Il sonno può aiutare a curare la sindrome dell’occhio pigro dato che contribuisce a potenziare l’attività plastica del cervello in risposta agli stimoli visivi. La scoperta arriva da una ricerca pubblicata sulla rivista eLife e condotta da Danilo Menicucci, Andrea Zaccaro, Maria Concetta Morrone e Angelo Gemignani dell’Università di Pisa insieme a Claudia Lunghi, ex collega dell’Ateneo pisano ora all’École Normale Supérieure di Parigi.
“La plasticità neurale è una proprietà fondamentale del sistema nervoso che ci consente di cambiare i nostri circuiti cerebrali in risposta alla pressione ambientale – spiega il professore Danilo Menicucci – Questo processo è in atto tutte le volte che acquisiamo nuove nozioni o impariamo un nuovo sport, ma è grazie al sonno che i cambiamenti diventano permanenti”.
La novità dello studio dei ricercatori dell’Università di Pisa è stata quindi dimostrare per la prima volta che questa funzione del sonno vale anche per i processi plastici a carico delle cortecce visive. La questione infatti non era affatto scontata dato che la plasticità di queste strutture è tradizionalmente considerata scarsa e che, soprattutto, si basa su meccanismi diversi da quelli alla base di apprendimenti più classici.

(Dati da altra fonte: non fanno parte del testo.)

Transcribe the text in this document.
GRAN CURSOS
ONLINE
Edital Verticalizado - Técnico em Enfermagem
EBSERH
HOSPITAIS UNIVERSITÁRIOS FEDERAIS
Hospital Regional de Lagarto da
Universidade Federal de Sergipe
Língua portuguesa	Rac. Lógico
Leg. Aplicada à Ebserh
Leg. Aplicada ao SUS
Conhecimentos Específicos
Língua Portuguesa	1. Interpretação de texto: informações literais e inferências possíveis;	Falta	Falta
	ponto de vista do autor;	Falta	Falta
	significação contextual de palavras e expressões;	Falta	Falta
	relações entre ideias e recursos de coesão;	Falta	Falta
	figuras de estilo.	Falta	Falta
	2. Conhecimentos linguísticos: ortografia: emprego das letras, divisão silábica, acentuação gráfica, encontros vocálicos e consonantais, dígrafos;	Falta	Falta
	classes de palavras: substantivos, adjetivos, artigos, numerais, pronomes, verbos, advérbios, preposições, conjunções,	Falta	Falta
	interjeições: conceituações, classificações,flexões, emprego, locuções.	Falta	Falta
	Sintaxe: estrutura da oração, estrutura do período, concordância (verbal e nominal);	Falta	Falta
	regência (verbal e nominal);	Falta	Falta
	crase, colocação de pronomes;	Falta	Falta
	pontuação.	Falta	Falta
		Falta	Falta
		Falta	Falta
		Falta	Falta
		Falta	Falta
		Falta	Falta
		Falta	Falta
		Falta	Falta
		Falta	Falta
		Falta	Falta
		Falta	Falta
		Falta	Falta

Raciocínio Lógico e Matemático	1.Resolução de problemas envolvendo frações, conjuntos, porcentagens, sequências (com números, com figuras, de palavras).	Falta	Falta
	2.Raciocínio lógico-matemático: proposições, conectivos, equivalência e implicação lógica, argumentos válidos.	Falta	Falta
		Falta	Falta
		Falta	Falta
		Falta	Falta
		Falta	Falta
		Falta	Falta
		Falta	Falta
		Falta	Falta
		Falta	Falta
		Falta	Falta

La sperimentazione condotta ha sfruttato le tecniche più avanzate di elettroencefalografia del sonno in combinazione con una manipolazione dell’esperienza visiva. A tale scopo, alcuni volontari hanno tenuto un occhio bendato per due ore e sono poi stati invitati a dormire per altre due. I ricercatori hanno così potuto verificare che gli effetti indotti dal bendaggio oculare sono durati più a lungo di quanto sarebbe invece avvenuto se i soggetti fossero rimasti svegli.
“Il cervello di una persona adulta che venga bendata per poche ore, poi dà più importanza agli input visivi che gli arrivano dall’occhio che è stato bendato – dice Danilo Menicucci – come noi abbiamo dimostrato, il sonno aiuta a mantenere più a lungo questo sbilanciamento, specie in quei soggetti che dormendo producono più onde lente”.
Le onde lente sono infatti un segnale che indica l’attività di consolidamento dei cambiamenti plastici nel nostro cervello. Dallo studio è inoltre emerso che insieme al coinvolgimento delle cortecce visive c’è anche quello delle aree cerebrali frontali, tradizionalmente legate al ragionamento e al pensiero umano, a riprova della complessa integrazione tra le aree che è alla base del funzionamento del nostro cervello.
I risultati della ricerca secondo gli studiosi possono quindi contribuire a chiarire cosa succede al nostro cervello dopo una lesione e permettere l’affinamento di nuovi approcci terapeutici per la sindrome dell’occhio pigro.